Kandoll says her long-range plan is twofold. She wants to make the public aware of the possibility of adopting MWDs. 
She also hopes to facilitate the process. With this aim in mind, she created a Web site,

http://www.militaryworkingdogadoptions.com

It includes phone number for 125 MWD facilities.

To adopt an MWD, prospective owners fill out a basic application answering questions about their experience with dogs,
other pets in the household, yard size, fencing and children in the household.

Once a match for a prospective adoption is made, an agreement is signed for the transfer of ownership, releasing the
Defense Department from liability.

The dogs are free, but the new owners must pay all costs, including transportation.

"MWD adoption is veterans helping veterans," Kandoll says. "Veterans know all about pushing through adversity, whether
it's physical, mental or emotional. These dogs are the same way."

These days, Benny is thriving and his mobility is improved. Kandoll says she is grateful for the chance to care for him. "He's
an incredible dog, and has so much to give," she says. "That's why I started the Web site.

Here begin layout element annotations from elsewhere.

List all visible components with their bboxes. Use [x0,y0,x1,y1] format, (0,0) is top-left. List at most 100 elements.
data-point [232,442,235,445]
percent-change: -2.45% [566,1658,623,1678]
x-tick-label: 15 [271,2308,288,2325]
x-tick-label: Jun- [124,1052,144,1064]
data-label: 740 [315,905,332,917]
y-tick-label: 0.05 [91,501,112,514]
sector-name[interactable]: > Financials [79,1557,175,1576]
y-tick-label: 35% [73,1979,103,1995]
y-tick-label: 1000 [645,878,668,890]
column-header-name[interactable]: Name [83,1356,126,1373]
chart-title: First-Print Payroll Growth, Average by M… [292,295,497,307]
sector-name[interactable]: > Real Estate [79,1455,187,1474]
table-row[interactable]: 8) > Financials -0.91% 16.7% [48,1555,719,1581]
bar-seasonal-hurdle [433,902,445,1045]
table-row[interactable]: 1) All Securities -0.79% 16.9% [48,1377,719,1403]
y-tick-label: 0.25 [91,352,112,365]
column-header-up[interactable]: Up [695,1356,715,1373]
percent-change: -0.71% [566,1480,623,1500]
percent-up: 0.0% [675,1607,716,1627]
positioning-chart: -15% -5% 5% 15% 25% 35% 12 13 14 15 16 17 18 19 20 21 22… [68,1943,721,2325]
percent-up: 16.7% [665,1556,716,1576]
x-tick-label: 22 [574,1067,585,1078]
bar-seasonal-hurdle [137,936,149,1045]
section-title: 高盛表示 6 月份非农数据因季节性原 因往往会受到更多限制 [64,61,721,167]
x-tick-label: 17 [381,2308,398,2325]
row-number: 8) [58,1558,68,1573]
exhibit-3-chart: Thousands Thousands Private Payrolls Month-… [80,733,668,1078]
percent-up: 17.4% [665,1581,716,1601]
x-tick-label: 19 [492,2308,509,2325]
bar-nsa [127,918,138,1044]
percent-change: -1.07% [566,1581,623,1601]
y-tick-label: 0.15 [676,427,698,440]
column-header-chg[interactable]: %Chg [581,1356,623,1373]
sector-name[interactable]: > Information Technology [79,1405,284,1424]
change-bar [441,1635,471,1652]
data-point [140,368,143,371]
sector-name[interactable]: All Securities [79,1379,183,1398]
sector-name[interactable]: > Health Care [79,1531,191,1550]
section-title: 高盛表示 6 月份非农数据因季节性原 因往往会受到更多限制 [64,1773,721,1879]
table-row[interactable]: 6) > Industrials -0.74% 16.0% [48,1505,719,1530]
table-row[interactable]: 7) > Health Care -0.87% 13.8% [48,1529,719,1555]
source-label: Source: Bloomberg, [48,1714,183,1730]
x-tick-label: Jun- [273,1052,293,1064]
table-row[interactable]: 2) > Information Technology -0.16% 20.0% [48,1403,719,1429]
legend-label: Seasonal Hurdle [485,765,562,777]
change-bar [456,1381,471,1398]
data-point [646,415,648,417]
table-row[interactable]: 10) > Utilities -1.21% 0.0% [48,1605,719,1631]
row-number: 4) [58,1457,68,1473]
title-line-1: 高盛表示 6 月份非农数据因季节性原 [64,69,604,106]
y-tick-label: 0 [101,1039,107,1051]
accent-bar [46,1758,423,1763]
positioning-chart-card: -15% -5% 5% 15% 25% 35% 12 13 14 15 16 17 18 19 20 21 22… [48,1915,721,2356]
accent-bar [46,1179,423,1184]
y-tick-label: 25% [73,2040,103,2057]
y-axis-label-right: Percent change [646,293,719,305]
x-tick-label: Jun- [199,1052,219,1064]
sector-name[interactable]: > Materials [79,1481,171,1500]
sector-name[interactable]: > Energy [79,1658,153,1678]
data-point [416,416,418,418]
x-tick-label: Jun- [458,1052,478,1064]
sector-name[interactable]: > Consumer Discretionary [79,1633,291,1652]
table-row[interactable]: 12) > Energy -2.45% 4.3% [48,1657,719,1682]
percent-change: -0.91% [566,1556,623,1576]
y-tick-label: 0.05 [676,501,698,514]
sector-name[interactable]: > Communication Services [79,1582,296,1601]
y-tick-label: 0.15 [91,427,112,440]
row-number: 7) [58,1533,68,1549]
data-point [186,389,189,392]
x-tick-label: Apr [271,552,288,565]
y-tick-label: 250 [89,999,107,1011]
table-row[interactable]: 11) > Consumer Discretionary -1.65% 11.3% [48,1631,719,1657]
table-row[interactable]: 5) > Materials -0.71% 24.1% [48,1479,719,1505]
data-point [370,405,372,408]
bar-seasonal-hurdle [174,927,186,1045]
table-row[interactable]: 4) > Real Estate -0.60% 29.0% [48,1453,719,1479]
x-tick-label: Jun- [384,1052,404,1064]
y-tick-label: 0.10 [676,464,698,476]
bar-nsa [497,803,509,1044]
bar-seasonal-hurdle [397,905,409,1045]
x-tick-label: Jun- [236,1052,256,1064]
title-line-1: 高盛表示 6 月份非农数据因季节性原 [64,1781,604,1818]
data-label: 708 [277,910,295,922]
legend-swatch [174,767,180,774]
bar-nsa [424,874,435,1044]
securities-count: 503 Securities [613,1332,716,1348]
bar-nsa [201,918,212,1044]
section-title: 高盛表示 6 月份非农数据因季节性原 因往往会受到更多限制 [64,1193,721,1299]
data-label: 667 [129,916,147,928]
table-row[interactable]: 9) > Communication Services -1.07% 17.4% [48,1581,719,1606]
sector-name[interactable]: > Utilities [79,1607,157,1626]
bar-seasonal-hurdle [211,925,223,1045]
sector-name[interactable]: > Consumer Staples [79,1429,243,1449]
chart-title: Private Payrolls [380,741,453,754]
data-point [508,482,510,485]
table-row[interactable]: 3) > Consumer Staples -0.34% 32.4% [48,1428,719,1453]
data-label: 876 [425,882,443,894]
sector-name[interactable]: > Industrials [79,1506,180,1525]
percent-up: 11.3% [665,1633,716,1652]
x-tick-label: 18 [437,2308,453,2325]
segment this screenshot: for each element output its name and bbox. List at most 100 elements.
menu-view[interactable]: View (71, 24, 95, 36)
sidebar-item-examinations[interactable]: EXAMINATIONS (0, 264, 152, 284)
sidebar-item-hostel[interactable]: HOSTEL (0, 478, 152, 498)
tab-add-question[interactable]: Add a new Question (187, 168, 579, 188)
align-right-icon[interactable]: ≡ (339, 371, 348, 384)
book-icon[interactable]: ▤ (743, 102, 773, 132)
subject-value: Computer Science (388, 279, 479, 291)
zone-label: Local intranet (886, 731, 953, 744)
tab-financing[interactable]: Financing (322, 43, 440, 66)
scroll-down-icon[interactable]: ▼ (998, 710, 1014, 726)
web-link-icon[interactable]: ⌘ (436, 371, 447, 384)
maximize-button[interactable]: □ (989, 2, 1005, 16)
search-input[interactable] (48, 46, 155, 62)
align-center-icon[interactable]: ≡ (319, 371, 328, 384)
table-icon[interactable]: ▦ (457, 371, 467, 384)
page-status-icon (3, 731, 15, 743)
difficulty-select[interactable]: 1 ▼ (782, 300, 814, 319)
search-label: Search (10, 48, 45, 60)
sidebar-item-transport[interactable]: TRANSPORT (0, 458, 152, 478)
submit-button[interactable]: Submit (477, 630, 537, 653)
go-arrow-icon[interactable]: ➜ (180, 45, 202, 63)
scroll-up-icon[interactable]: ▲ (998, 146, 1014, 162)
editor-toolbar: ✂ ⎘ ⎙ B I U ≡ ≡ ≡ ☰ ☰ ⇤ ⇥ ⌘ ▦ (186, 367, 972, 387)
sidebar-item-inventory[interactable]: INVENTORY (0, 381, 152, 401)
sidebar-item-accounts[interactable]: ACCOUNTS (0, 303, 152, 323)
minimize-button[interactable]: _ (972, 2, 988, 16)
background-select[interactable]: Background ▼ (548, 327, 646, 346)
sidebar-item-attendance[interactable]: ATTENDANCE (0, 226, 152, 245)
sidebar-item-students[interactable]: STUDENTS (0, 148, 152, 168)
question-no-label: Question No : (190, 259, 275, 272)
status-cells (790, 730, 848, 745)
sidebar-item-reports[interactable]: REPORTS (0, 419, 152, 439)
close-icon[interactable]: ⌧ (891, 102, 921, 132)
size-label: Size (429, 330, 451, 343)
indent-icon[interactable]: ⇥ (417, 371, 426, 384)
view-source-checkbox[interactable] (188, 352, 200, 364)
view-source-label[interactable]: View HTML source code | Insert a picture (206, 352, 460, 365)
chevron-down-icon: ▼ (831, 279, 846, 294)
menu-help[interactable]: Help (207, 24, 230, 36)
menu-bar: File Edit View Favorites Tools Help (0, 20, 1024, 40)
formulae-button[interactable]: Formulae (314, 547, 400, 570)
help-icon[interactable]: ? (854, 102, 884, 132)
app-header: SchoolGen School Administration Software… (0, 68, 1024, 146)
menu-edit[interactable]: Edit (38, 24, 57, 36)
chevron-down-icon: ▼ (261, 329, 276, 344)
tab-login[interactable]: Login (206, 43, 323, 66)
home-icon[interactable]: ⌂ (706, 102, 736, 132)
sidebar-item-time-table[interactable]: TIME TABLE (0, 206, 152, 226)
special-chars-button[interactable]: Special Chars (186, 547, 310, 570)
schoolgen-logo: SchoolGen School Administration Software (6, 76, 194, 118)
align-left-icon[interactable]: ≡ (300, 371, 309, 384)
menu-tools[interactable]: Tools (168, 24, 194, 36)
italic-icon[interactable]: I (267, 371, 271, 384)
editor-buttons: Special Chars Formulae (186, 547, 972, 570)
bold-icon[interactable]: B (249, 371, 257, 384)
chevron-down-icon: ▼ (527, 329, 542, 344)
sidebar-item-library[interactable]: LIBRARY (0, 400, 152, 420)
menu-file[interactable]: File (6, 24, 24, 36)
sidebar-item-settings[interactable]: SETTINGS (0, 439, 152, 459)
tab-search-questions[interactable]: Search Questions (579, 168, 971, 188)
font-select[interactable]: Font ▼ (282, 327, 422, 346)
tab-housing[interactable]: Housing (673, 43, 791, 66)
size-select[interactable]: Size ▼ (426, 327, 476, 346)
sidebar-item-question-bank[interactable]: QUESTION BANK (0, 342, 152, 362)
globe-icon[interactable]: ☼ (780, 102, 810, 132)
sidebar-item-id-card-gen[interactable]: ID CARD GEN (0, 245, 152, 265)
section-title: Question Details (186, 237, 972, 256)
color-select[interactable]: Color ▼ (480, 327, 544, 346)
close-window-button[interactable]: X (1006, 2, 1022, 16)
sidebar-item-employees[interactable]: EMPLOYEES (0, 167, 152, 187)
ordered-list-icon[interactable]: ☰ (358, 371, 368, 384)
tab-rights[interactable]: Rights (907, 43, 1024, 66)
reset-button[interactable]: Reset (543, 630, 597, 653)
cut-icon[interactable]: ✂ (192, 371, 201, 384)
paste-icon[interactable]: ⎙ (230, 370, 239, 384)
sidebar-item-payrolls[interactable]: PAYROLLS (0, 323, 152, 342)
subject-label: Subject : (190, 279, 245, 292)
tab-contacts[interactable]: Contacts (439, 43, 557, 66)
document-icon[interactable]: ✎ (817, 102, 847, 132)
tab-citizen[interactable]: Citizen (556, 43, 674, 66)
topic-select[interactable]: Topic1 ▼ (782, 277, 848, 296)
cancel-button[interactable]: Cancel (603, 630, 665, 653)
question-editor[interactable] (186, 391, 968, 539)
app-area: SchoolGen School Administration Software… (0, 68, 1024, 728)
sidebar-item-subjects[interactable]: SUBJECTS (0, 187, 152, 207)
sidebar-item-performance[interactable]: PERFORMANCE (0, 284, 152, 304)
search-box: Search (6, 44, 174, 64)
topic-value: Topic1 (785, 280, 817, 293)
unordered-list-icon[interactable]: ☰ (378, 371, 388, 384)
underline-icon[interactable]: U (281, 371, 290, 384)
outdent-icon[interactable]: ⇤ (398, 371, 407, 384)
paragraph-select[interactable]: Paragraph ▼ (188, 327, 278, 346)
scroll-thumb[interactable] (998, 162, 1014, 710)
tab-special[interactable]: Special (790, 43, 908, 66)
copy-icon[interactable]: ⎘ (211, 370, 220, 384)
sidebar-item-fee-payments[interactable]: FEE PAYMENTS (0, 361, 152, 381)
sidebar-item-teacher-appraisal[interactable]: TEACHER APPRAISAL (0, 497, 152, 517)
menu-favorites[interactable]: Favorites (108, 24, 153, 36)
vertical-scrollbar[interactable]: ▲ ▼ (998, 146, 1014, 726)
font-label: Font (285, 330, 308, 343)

The above article is an inset in "Soldiers' Keepers: Dogs of War" by Jaime Netzer in the January 2009 VFW Magazine. I highly recommend this longer article to you also.

john aka 3/4 Cav
DAV, VFW, MOPH
Rescue Dog Volunteer


----------



## Prinzsalpha

I have a special place in my heart for dogs who have served. Thanks for sharing this.


----------



## Timber1

Thanks for the post. I thought the military had lightened up a bit regarding the placing of these dogs.

Imay give it a shot.


----------